Buying a home is probably one of life’s biggest purchases, and many need a loan to make this goal possible. Having a mortgage pre-approval will give one advantage while searching for the right property. This is because preapproval shows that sellers that a lender is ready to lend the preapproved borrower money.
The requirements to have a home loan pre-approved include providing comprehensive financial details about one’s income and debt, and then going through a credit check. Once approved, the borrower will have a solid estimate that proves that he or she is a serious contender for a mortgage.
What Is Preapproval?
A mortgage preapproval is a statement of how much money a lender is willing to lend to a borrower looking to finance their home purchase. One must complete an official mortgage application to be preapproved. This process is based on the borrower’s financial situation, which includes one’s savings, investment accounts, and income, in addition to financial obligations. A lender also often performs a hard credit inquiry before granting a preapproval. Some lenders charge an application fee for preapproval, amounting to several hundred dollars.
By going through this process, a lender can make an informed estimate about what type of property the borrower can afford. The mortgage preapproval document issued to the borrower proves that the lender is prepared to move forward with the mortgage, provided, the property meets certain qualifications. It is also required that the borrower’s financial situation does not undergo a big change in the succeeding weeks. Receiving this document puts the borrower at an advantage when dealing with a seller because they are one step closer to getting a mortgage.
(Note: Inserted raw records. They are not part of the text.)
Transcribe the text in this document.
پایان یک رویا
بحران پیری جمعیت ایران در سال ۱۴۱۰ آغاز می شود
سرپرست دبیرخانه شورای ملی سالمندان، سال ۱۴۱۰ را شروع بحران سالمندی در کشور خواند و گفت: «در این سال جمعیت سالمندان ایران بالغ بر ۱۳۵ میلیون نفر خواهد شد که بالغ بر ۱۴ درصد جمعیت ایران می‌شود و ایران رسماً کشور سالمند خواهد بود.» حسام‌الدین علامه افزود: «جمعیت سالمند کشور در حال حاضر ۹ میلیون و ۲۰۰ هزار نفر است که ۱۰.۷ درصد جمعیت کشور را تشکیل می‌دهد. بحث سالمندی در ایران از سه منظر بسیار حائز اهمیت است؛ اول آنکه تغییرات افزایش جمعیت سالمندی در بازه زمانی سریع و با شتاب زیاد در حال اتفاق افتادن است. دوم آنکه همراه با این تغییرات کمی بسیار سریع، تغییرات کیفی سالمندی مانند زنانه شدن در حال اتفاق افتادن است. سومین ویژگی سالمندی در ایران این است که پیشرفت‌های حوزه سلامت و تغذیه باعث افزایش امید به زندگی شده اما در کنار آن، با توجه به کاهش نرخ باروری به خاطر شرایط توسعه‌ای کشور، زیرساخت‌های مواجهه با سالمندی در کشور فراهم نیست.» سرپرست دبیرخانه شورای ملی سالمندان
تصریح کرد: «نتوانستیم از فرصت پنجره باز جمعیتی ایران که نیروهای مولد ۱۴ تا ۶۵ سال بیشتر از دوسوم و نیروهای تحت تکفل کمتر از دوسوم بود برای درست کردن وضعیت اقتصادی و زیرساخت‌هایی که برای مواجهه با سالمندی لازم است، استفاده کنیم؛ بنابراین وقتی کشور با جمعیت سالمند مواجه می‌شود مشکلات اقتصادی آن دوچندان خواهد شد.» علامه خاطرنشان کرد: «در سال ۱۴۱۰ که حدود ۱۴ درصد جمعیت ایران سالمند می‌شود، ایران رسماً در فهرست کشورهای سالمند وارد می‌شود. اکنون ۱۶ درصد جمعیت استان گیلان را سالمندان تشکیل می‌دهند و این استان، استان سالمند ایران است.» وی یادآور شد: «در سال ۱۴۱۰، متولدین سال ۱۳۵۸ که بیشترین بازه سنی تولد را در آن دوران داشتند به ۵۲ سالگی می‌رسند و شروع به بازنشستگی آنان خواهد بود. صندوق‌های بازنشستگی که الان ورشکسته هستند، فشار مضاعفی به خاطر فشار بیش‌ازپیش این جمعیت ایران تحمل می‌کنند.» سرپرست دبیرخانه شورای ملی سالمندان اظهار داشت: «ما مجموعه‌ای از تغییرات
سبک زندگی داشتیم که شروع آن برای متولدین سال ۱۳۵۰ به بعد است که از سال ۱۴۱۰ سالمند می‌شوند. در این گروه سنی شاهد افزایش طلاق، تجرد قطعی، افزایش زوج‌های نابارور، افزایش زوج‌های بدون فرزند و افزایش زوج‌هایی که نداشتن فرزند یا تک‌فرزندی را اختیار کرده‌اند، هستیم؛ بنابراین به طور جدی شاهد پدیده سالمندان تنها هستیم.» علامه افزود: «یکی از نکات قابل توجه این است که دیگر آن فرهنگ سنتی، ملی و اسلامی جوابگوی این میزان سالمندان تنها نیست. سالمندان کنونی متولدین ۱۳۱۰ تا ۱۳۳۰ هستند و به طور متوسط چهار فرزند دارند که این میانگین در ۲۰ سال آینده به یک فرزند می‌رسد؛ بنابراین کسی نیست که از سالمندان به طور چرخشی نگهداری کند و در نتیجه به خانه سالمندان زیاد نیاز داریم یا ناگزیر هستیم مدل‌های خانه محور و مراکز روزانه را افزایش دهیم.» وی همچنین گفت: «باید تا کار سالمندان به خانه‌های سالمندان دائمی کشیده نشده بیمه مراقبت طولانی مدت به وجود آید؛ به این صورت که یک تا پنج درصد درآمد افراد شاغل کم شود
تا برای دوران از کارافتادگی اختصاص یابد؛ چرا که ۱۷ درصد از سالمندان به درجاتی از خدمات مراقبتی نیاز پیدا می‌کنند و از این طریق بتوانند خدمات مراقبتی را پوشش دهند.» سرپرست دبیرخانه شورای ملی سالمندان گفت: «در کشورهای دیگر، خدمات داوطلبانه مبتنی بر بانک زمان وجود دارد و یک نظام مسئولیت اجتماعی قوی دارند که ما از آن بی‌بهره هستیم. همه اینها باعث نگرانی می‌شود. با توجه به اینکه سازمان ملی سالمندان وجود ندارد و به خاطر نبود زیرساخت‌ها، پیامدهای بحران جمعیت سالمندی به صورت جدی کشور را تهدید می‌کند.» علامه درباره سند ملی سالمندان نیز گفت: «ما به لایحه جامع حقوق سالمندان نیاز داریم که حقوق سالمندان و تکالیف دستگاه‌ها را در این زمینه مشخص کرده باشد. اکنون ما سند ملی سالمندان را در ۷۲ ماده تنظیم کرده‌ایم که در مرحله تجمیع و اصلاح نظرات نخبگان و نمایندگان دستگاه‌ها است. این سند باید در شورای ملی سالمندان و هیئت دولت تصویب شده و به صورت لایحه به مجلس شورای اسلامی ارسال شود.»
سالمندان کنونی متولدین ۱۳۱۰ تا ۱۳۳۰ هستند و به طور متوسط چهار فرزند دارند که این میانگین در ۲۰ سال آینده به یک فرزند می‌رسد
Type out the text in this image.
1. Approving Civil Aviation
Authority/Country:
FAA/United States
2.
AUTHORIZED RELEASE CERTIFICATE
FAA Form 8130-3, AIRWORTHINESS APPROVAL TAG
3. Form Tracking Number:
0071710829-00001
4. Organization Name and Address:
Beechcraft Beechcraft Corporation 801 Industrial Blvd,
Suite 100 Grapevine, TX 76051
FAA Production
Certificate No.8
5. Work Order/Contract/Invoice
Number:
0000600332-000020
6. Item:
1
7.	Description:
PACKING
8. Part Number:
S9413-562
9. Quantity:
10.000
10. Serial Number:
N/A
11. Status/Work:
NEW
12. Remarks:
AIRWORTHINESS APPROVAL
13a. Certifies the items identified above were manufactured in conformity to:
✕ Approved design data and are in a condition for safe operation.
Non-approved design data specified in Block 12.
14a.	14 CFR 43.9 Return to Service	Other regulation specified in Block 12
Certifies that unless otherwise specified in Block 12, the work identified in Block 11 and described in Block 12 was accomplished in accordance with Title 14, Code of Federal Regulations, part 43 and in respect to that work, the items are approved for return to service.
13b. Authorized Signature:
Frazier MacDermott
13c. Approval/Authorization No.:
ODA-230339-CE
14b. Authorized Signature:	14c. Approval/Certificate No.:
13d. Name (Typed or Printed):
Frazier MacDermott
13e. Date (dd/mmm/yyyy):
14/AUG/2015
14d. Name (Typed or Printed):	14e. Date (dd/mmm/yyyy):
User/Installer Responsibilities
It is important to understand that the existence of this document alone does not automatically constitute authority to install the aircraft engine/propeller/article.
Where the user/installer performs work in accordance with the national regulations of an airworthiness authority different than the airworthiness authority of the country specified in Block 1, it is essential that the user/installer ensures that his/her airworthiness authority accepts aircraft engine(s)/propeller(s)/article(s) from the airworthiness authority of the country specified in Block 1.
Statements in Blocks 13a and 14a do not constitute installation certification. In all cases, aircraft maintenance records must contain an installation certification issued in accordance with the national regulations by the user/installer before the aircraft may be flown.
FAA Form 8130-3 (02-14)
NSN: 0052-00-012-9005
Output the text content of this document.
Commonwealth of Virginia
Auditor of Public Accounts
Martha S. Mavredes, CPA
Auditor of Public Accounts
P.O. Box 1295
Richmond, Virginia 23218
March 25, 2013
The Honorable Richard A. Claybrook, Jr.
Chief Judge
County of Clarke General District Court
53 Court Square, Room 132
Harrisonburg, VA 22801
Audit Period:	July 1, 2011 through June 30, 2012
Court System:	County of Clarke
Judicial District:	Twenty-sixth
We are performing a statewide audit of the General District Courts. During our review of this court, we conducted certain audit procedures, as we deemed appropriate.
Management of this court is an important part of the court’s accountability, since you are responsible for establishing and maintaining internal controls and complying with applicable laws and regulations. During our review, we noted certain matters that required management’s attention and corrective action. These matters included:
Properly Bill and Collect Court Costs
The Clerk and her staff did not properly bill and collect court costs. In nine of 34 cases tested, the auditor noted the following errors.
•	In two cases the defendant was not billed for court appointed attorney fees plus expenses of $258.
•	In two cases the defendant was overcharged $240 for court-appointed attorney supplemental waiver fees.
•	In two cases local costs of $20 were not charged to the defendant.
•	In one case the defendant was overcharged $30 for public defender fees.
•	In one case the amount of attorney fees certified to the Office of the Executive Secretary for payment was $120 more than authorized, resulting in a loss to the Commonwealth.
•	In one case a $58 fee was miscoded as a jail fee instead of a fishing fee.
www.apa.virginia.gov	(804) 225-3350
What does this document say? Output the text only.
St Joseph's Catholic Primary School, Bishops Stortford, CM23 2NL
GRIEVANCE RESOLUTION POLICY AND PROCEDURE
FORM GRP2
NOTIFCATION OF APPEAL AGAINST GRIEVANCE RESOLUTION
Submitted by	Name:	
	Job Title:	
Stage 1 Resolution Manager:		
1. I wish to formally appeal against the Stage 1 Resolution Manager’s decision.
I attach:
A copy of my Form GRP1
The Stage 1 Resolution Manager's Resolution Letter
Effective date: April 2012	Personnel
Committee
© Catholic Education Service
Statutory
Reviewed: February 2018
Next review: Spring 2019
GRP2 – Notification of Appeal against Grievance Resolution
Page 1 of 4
Borrowers may be asked to produce the following documents to the lender:
- Pay stubs
- Federal income tax returns and W-2s
- Latest bank statements
- Investment account statements
Borrowers will need their W-2 wage statements from the past two years, in addition to their newest pay stubs, proof of any additional income like alimony or bonuses, and their tax returns in the last two years. In addition, they need to produce their bank statements and investment account statements to prove that they have cash reserves and funds to pay for the down payment.
Apart from providing financial documents, borrowers will also be asked to undergo a credit check. Expect lenders to perform a hard inquiry that can impact one’s credit score.
For a conventional loan, lenders often require a FICO score of 620 or higher. The lowest interest rates are typically given to those with credit scores of 760 or higher. The FHA guidelines allow approved borrowers with scores upwards of 580 to make a down payment of 3.5%. Borrowers with lowe scores will have to make a larger down payment. In these cases, lenders often suggest ways to the borrower on how to improve their score.
How Long Does It Take To Get Preapproved?
It may take up to a few days to get a decision on one’s preapproval application, depending on his or her financial situation. The document, however, could take a couple of weeks before it arrives at one’s doorstep. In some cases, borrowers with good finances and credit can receive an offer within one business day.